Furthermore, in a 2018 Irish court case involving a rape allegation, the defense attorney (referring to the victim) urged the jury to “look at the way she was dressed.” The lawyer cited a lace thong worn by the seventeen year old as a sign of sexual promiscuity. The twenty-seven year old defendant was acquitted, with the hashtag #ThisIsNotConsent later trending on social media.

Luckily, the recent events in Minnesota have been met with a fierce response. One example of this has been from Minnesota representative Kelly Moller.

Following the dismissal of Khalil’s conviction she said: “Victims who are intoxicated to the degree that they are unable to give consent are entitled to justice. Our laws must clearly reflect that understanding, and today’s Supreme Court ruling highlights the urgency lawmakers have to close this and other loopholes throughout our CSC law,” going onto say that “Minnesotans who experience unthinkable trauma deserve to see the Legislature take action on this immediately.”

Moller then went on to sponsor bill HF707/SF1683 which aims to close the voluntary intoxication loophole. On April 8th, she was pleased to announce on Twitter that the bill is now moving to the House and the Senate.

But how can you TAKE ACTION?

Specific to Minnesota, there are three things you can do:

First of all, you can speak up by signing the petition on One Green Planet. Created by Shelby Hettler, it aims to protect sexual assault survivors in Minnesota and challenge the rape statute enforced by the Supreme Court.

Secondly, you can educate yourself on the issue by reading the Star Tribune series ‘Denied Justice’ which highlights the injustices faced by survivors of sexual assault in Minnesota. Although the site has not been updated since 2018 (and so has no mention of the recent ruling), it still provides an excellent account of the harmful impacts of rulings such as the ones mentioned above. Part 3 of the series explores “How alcohol foils rape investigations,” and so is particularly relevant.

Thirdly, you can donate to the Minnesota Coalition Against Sexual Assault (MNCASA).
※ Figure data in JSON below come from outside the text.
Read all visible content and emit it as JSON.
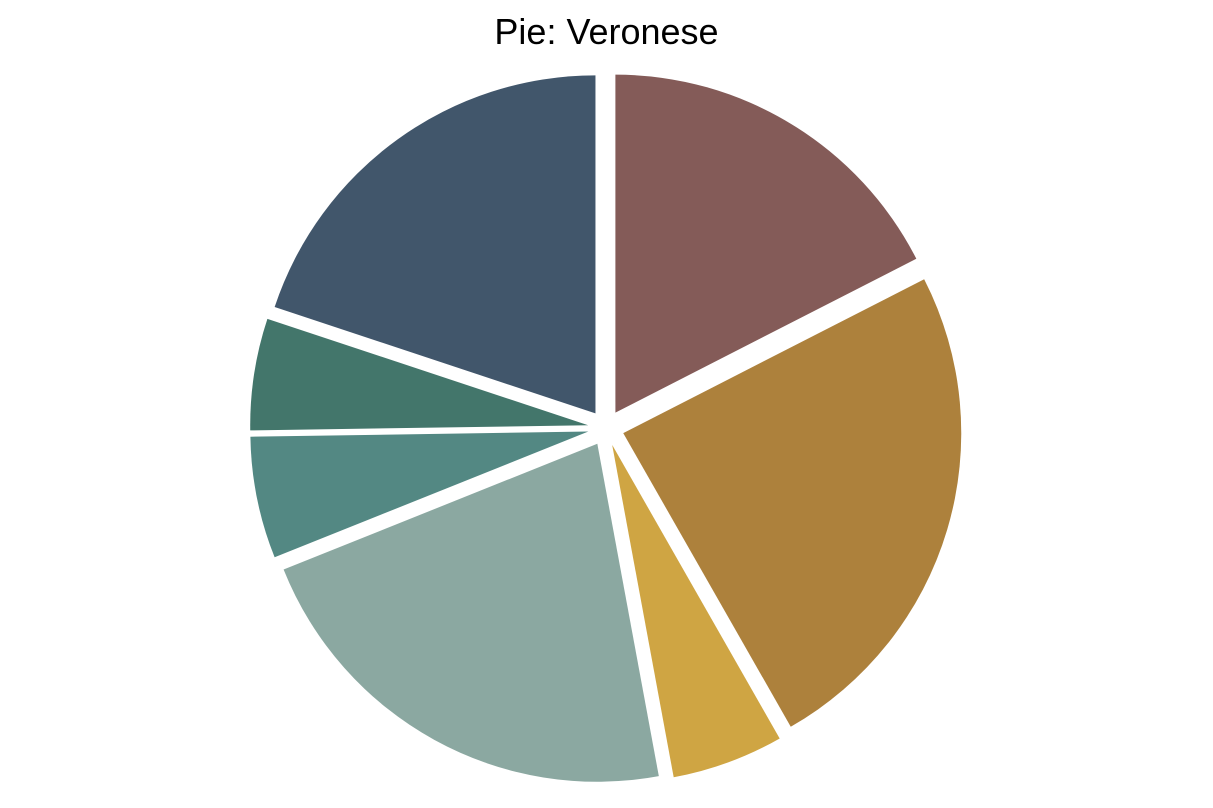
{
  "chart_data": {
    "type": "pie",
    "title": "Pie: Veronese",
    "labels_shown": false,
    "legend": "none",
    "slices": [
      {
        "value": 18.0,
        "color": "#845B58"
      },
      {
        "value": 25.0,
        "color": "#AD813C"
      },
      {
        "value": 5.5,
        "color": "#CFA543"
      },
      {
        "value": 22.5,
        "color": "#8BA8A1"
      },
      {
        "value": 6.0,
        "color": "#538883"
      },
      {
        "value": 5.5,
        "color": "#43766B"
      },
      {
        "value": 20.5,
        "color": "#41566B"
      }
    ]
  }
}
They provide advocacy support, medical forensic compliance, offer prevention strategies and sexual explotation training to help manage and reduce sexual assault in the state of Minnesota. You can also become a member of the group, which includes training sessions, regional meetings to exchange resources and ideas, and information packs.

Nevertheless, it is important to remember that, in order to tackle the issue of sexual assault, you must also be proactive in your own actions.

To achieve this, advice published by UN Women in 2020 on how to fight violence during a pandemic seems the most applicable in the current circumstances. (Though the advice specifically addresses women, it is of course relevant to people of all gender identities):

  1. Listen to and believe survivors

  2. Teach the next generation and learn from them

  3. Call for responses and services fit for purpose

  4. Understand consent

  5. Learn the signs of abuse and how you can help

  6. Start a conversation

  7. Stand against rape culture

  8. Fund women organizations

  9. Hold each other accountable

   10.Know the data and demand more of it

To stop injustices against victims of sexual assault, we must TAKE ACTION.

If you are a victim of sexual assault, or of any kind of violence, it is important to remember that you are not alone. The following organisations offer help and support:

  •   UK: your nearest Sexual Assault Referral Centre (SARC) , Women's Aid or The Survivor's Trust (TST) are here to help.

  •   USA: RAINN is here to help.

  •   Worldwide: International Rape Crisis Hotlines are here to help.